Hetanews.com - Badai api yang dipicu oleh kota-kota yang terbakar menciptakan kepulan asap, jelaga, dan abu yang sangat besar. Bulu-bulu naik di atas awan, ke atmosfer atas planet, tempat ia akan tinggal, mengelilingi dunia, melindungi Bumi dari cahaya matahari, mendinginkan planet.

Ini adalah skenario yang bisa kita harapkan setelah bentrokan nuklir antar negara. Istilah musim dingin nuklir diciptakan pada 1980-an ketika para ilmuwan mulai menyadari bahwa kengerian perang nuklir tidak akan terbatas pada ledakan ledakan dan radiasi.

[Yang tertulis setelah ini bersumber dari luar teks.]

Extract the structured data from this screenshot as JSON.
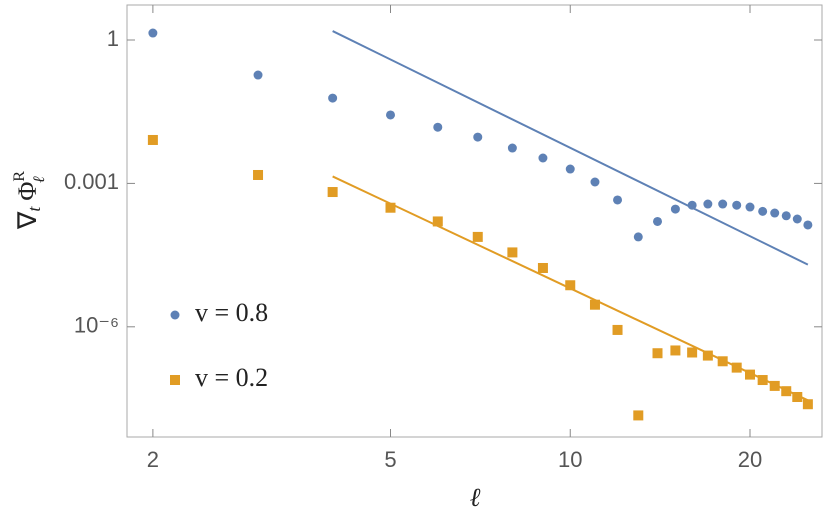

Ketika model prediksi iklim menjadi lebih kuat dan canggih, para ilmuwan telah dapat memeriksa lebih dekat apa yang akan terjadi dalam konflik nuklir antara dua antagonis. Di masa lalu, sebagian besar skenario berfokus pada potensi konflik apokaliptik antara Rusia dan Amerika Serikat.

Tetapi model-model baru sekarang meramalkan bahwa perang nuklir yang sangat terbatas sekalipun akan memiliki efek knock-on drastis untuk pertanian global dan konsekuensi mengerikan bagi kehidupan di Bumi.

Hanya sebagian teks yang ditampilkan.